Amanda-Users

Re: Problems with Overland Library and Solaris 8

2004-10-11 09:25:09
Subject: Re: Problems with Overland Library and Solaris 8
From: Joshua Baker-LePain <jlb17 AT duke DOT edu>
To: bwkstuttgart AT yahoo DOT de
Date: Mon, 11 Oct 2004 09:20:10 -0400 (EDT)
On Mon, 11 Oct 2004 at 9:26am, bwkstuttgart AT yahoo DOT de wrote

> dumpcycle 1 weeks
> runspercycle 5
> tapecycle 5 tapes
*snip*
> runtapes 2

Note that, theoretically, this is a problem.  Tapecycle should be >= 
runspercycle*runtapes.  In your setup, since you only have 117G worth of 
data, you could easily run with runtapes=1 and be OK.  But as your data 
expands, you'll need more tapes.

> It was horrible.
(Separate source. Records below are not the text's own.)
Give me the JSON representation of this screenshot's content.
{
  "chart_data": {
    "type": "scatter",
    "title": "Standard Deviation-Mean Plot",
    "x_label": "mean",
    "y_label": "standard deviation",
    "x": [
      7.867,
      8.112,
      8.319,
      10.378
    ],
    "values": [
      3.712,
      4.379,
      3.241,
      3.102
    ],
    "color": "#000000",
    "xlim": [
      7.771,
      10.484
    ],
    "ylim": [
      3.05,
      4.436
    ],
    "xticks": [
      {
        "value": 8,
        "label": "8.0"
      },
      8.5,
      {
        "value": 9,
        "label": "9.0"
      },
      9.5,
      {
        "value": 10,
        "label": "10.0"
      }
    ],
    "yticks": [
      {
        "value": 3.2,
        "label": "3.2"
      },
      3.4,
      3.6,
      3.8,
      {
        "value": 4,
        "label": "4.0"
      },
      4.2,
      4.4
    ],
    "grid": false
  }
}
The complete SUN-Server crashed!!
> There was no response to pings and no chance to get a console over 
> the rsc-board....

Amanda can stress a system pretty well -- there's (sometimes multiple) 
dump streams coming over the network and being written to disk, tape 
getting written to (and thus disk reads occurring), and CPU work 
compressing the indices.  As others have suggested, this smells like an 
OS/server hardware issue.  Stress test the system.  Start some tape 
writes, run bonnie on the disks, start some wgets, (all at the same time, 
of course), and see if you can't catch some system messages if/when the 
server dies.  Remember that amanda really isn't doing anything other than 
calling other standard *nix utilities, and so if amanda can cause a crash, 
you should be able to by hand as well.

> FAIL dumper B /dev/sda10 20041009 0 [data timeout]
*snip*
>   | dump: ACLs in inode #3997763 won't be dumped: Invalid argument
>   ?   DUMP: bread: lseek fails
> ... HUNDREDS OF THESE LINES ...
>   ?   DUMP: bread: lseek fails
>   |   DUMP: 100.00% done at 6154 kB/s, finished in 0:00
>   |   DUMP: 100.00% done at 6474 kB/s, finished in 0:00
>   |   DUMP: 100.00% done at 6598 kB/s, finished in 0:00
>   |   DUMP: 100.00% done at 6682 kB/s, finished in 0:00
>   |   DUMP: 100.00% done at 6774 kB/s, finished in 0:00
>   |   DUMP: 100.00% done at 6843 kB/s, finished in 0:00
>   |   DUMP: 100.00% done at 6888 kB/s, finished in 0:00
>   |   DUMP: 100.00% done at 6929 kB/s, finished in 0:00
>   | dump: ACLs in inode #4849729 won't be dumped: Invalid argument

I'm willing to say that this problem is unrelated to your amanda server 
crashing.  That looks like a sick FS to me, or a bad version of dump, or 
both.  Be sure to use the latest dump/restore (available at 
dump.sourceforge.com) or switch to tar (which won't get the ACLs, if 
you're using those, but I don't think RH9 supports them anyway...).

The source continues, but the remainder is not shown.